The financial performance for Q1 was again defined by the five financial strategies that have been consistent over the past several quarters, highlighted the company's solid fundamentals and scalable model. These headlines include, one, differentiated revenue growth. In Q1, we delivered strong growth of 61% despite the tougher comps, well above most peers. Second, scaling profitably. Adjusted EBITDA hit $115 million in Q1 and GAAP net income reached $26 million.
That's good progress to be GAAP profitable in our historically slowest seasonal quarter of the year. We're also now GAAP profitable on a trailing 12-month basis.
Three, expanding margins. Adjusted EBITDA margin reached 29%, up over 2,500 basis points year-over-year, and the net income margin was 7%, up from a loss last year. Our incremental adjusted EBITDA margin was 70% plus for the fifth consecutive quarter. On the product side, gross margins expanded 190 basis points to 90.5%.
Fourth, generating positive cash flow. Operating cash flow exceeded $100 million for the first quarter, ending at $128 million, our highest ever, and our operating cash flow margin was 33% of revenue.
Fifth, minimizing dilution. Total diluted shares fell again sequentially to 206 million in Q1 as we continue to thoughtfully manage our share count.
I'll provide a bit more color on these headlines. First, total revenue of $392 million was driven by our advertising revenue, which grew 61% year-over-year to $359 million and continues to scale rapidly across channels, verticals and geographies. Other revenue, which includes revenue from our data license business, reached $34 million, growing 66% year-over-year. Regionally, revenue grew 57% and 82% year-over-year in the US and international, respectively.

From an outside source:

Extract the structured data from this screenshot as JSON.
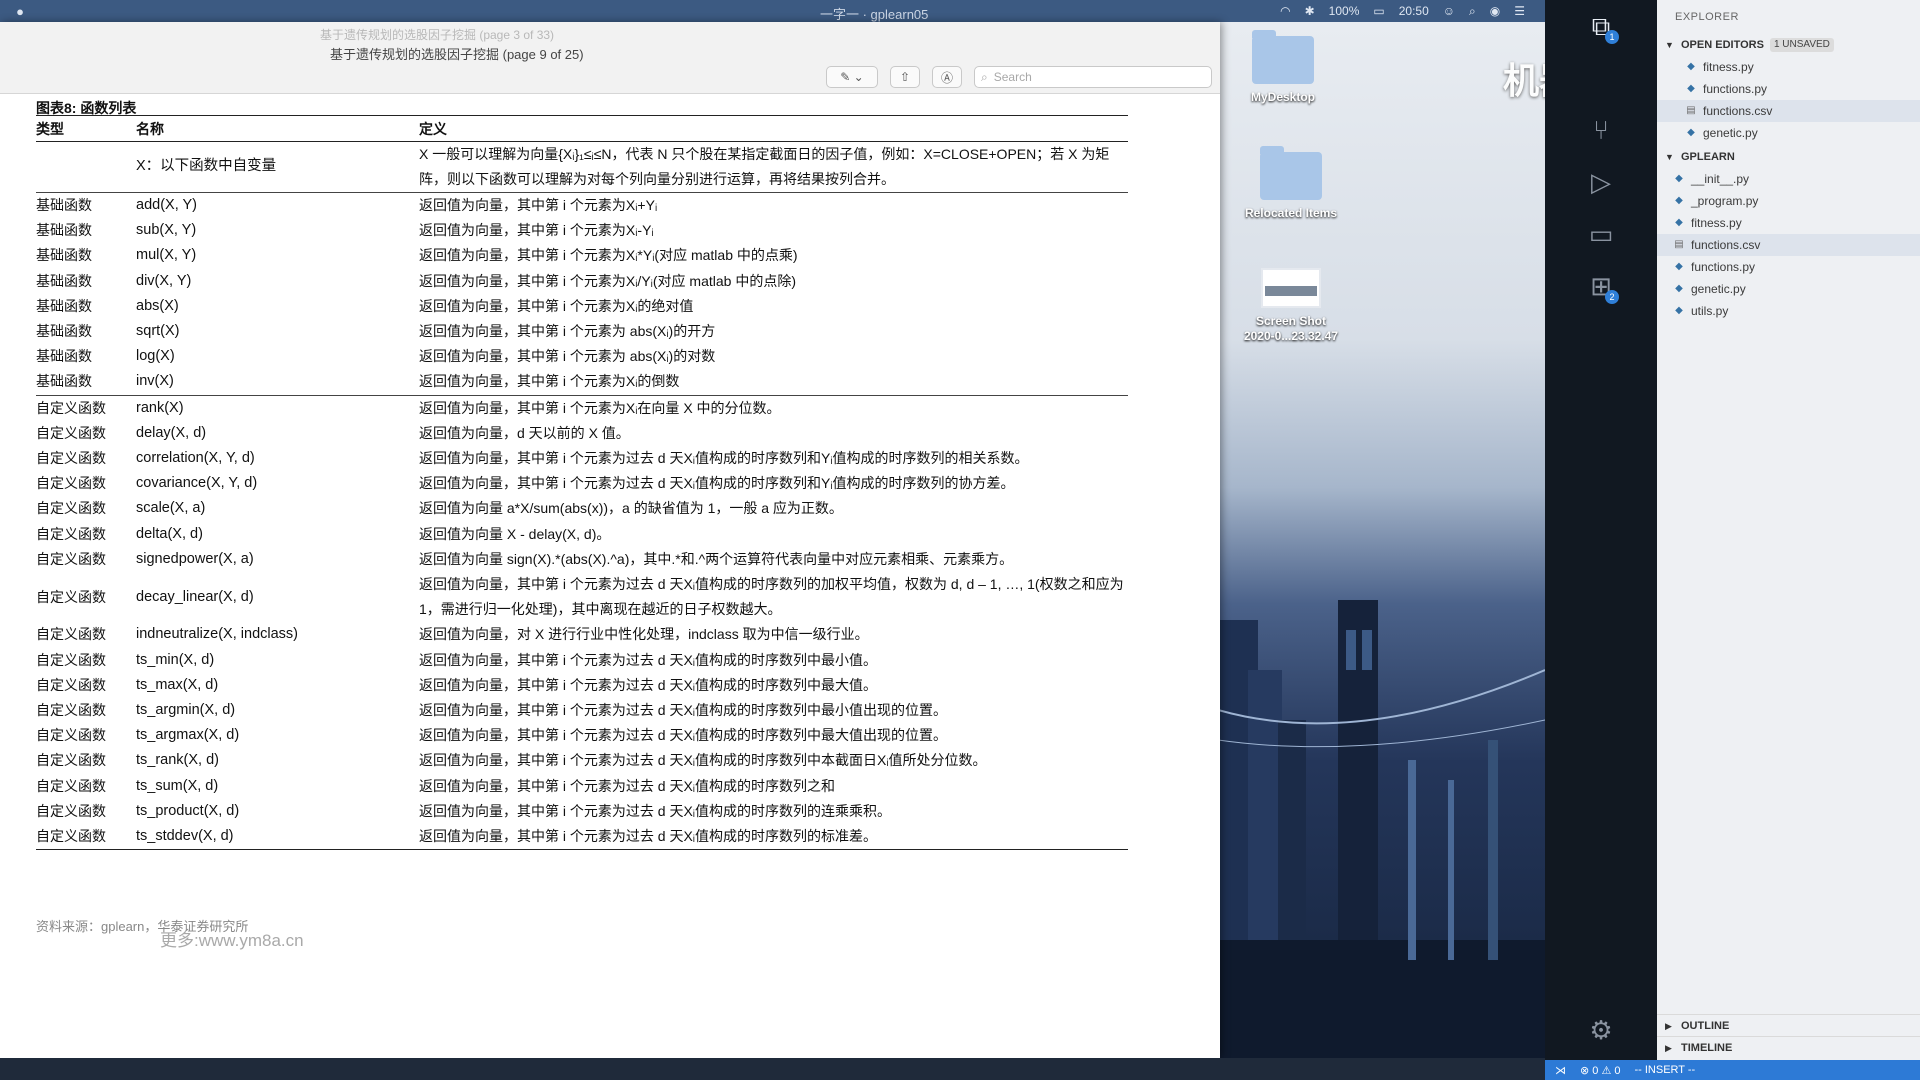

International revenue growth accelerated to the fastest growth in over three years, as we deepened and expanded our advertising relationships in important markets, including the UK and EMEA.
In the quarter, we saw three encouraging revenue growth drivers. First, performance revenue drove more than half the dollar growth in the quarter. Second, our scale channel, including mid-market and SMB advertisers was also a growth driver, contributing more than (inaudible) growth in the quarter. And third, impression continues to be the primary driver and consistent with other quarters. But new for this quarter, we also saw a nice tailwind from pricing in the quarter.
We believe the gains in pricing reflect the progress from our investments in performance and targeting in the middle and lower funnel. We're delivering more clicks and conversions, which is driving more efficient ad spend and higher returns for our advertisers.
Now moving to costs. We continue to scale revenue -- as we continue to scale revenue, our investments are focused in two areas: hiring and technology. Hiring is focused on sales and engineering, which is primarily expanding customer coverage on the sales side and for engineering, we're adding resources in ad tech machine learning and search. The traction from those investments has been strong, and we found a sweet spot where we have both accelerated revenue growth and kept high incremental adjusted EBITDA margins, well above our long-term target of 50%.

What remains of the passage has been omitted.